Achieving deeper molecular response is associated with a better clinical outcome in chronic myeloid leukemia patients on imatinib front-line therapy.

Sustained imatinib treatment in chronic myeloid leukemia patients can result in complete molecular response allowing discontinuation without relapse. We set out to evaluate the frequency of complete molecular response in imatinib de novo chronic phase chronic myeloid leukemia patients, to identify base-line and under-treatment predictive factors of complete molecular response in patients achieving complete cytogenetic response, and to assess if complete molecular response is associated with a better outcome. A random selection of patients on front-line imatinib therapy (n=266) were considered for inclusion. Complete molecular response was confirmed and defined as MR 4.5 with undetectable BCR-ABL transcript levels.
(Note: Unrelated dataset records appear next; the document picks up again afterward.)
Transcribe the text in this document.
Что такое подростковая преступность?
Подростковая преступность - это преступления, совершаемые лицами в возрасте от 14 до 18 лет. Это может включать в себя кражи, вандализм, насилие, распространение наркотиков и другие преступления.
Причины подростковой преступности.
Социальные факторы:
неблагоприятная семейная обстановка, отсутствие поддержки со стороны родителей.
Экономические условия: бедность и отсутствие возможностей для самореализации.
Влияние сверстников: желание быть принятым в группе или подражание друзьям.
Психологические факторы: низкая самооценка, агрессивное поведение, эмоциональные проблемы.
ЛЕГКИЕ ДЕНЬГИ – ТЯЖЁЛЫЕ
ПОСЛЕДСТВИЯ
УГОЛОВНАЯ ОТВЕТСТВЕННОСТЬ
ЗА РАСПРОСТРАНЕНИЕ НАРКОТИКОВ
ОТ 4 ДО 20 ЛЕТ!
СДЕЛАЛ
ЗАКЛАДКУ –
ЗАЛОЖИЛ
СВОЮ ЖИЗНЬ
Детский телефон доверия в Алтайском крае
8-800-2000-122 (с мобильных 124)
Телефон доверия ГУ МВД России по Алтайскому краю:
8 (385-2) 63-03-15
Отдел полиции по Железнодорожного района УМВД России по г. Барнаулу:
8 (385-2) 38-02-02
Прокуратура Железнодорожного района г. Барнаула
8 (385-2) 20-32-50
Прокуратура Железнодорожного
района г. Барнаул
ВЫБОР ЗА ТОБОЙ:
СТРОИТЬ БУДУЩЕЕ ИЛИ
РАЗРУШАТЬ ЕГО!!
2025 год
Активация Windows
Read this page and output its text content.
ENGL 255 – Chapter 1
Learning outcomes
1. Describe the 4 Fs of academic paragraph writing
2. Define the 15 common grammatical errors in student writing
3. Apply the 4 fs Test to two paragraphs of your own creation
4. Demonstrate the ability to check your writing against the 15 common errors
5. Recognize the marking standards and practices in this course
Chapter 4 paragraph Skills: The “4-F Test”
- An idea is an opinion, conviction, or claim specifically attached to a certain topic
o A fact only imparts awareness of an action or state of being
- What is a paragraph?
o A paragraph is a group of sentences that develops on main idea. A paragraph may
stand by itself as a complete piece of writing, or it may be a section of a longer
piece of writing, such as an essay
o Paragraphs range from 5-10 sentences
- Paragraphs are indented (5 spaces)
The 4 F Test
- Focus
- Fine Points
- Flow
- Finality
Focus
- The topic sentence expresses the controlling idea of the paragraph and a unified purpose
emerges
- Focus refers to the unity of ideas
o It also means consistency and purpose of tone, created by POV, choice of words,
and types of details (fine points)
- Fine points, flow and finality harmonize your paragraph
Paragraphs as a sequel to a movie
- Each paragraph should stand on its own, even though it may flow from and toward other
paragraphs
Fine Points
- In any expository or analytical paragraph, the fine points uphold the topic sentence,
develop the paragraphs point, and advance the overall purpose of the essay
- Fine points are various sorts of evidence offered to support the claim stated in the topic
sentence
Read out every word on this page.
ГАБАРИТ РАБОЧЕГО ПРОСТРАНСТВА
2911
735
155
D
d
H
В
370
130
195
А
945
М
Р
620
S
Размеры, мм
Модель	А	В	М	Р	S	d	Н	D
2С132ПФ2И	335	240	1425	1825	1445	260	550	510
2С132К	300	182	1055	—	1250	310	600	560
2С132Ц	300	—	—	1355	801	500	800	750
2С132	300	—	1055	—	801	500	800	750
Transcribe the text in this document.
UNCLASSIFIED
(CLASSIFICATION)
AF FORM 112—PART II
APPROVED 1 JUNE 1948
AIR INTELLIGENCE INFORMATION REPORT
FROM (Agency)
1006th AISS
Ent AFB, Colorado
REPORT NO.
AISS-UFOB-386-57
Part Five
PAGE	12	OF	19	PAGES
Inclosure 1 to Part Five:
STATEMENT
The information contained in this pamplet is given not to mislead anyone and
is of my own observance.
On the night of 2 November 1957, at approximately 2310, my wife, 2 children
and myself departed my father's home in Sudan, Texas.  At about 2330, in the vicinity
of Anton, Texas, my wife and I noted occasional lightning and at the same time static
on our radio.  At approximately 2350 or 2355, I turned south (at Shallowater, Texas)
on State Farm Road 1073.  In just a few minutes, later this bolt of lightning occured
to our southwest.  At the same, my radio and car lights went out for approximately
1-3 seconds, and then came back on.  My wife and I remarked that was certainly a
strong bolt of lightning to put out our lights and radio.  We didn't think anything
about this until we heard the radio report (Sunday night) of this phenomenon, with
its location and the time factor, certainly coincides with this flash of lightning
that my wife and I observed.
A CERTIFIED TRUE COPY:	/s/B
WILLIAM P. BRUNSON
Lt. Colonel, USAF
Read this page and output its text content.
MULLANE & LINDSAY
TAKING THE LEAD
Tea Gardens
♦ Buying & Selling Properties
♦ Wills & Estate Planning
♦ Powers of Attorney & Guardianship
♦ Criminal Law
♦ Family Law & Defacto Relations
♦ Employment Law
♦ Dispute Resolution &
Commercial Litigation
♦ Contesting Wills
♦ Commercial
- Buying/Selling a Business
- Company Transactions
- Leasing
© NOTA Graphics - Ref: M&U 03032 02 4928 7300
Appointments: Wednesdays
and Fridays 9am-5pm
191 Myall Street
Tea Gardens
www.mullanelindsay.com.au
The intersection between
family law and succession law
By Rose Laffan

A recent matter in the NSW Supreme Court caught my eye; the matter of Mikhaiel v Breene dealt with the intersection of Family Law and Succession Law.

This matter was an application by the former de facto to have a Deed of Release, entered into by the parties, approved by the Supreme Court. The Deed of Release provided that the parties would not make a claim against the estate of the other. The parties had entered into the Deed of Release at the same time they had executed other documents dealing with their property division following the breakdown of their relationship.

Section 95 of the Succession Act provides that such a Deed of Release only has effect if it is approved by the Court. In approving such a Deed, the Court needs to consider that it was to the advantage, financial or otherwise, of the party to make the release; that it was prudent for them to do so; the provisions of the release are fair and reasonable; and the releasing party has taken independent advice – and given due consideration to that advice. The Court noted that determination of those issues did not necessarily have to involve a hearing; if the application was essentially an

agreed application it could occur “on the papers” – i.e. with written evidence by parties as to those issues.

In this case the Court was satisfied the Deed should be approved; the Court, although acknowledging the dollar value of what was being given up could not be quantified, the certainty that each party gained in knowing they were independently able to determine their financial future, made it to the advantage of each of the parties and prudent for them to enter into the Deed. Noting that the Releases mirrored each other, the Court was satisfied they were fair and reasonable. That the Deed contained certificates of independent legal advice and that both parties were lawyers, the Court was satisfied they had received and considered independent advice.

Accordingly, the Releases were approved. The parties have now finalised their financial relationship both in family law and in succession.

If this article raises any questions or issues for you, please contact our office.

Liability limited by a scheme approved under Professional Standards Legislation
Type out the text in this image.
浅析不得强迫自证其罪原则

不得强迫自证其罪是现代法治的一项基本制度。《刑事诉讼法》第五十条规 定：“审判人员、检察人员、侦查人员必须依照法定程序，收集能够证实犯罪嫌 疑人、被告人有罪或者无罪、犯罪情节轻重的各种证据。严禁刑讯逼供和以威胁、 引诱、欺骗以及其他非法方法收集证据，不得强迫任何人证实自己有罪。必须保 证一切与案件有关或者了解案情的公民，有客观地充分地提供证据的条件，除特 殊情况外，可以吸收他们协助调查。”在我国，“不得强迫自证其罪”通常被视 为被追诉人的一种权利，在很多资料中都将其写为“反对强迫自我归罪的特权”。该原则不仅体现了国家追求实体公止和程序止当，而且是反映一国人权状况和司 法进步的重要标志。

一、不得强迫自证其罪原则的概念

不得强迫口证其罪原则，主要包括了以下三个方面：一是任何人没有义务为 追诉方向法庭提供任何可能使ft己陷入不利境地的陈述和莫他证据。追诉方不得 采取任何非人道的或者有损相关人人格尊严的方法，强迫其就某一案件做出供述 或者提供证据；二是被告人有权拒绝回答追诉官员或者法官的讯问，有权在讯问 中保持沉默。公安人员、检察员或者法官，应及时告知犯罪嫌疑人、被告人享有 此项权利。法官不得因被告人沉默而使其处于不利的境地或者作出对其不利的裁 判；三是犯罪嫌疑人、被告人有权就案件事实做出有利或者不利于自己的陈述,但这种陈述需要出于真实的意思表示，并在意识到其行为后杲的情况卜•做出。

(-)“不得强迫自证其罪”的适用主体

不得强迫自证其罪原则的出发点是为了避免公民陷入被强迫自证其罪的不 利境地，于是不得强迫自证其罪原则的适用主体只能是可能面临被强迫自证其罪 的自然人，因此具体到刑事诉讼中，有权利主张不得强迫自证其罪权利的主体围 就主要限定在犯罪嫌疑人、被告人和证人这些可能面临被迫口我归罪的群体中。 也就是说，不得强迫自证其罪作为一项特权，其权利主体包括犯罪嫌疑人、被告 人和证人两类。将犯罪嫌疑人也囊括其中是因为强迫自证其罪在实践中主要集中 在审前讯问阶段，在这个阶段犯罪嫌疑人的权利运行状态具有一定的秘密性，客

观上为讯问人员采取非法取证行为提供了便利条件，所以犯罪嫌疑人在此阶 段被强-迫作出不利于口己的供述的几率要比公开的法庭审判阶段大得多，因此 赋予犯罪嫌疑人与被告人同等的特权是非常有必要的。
Median follow up was 4.43 years (range 0.79-10.8 years). Sixty-five patients (24%) achieved complete molecular response within a median time of 32.7 months. Absence of spleen enlargement at diagnosis, achieving complete cytogenetic response before 12 months of therapy, and major molecular response during the year following complete cytogenetic response was predictive of achieving further complete molecular response. Patients who achieved complete molecular response had better event-free and failure-free survivals than those with complete cytogenetic response irrespective of major molecular response status (95.2% vs. 64.7% vs. 27.7%, P=0.00124; 98.4% vs. 82.3% vs. 56%, P=0.0335), respectively. Overall survival was identical in the 3 groups. In addition to complete cytogenetic response and major molecular response, further deeper molecular response is associated with better event-free and failure-free survivals, and complete molecular response confers the best outcome.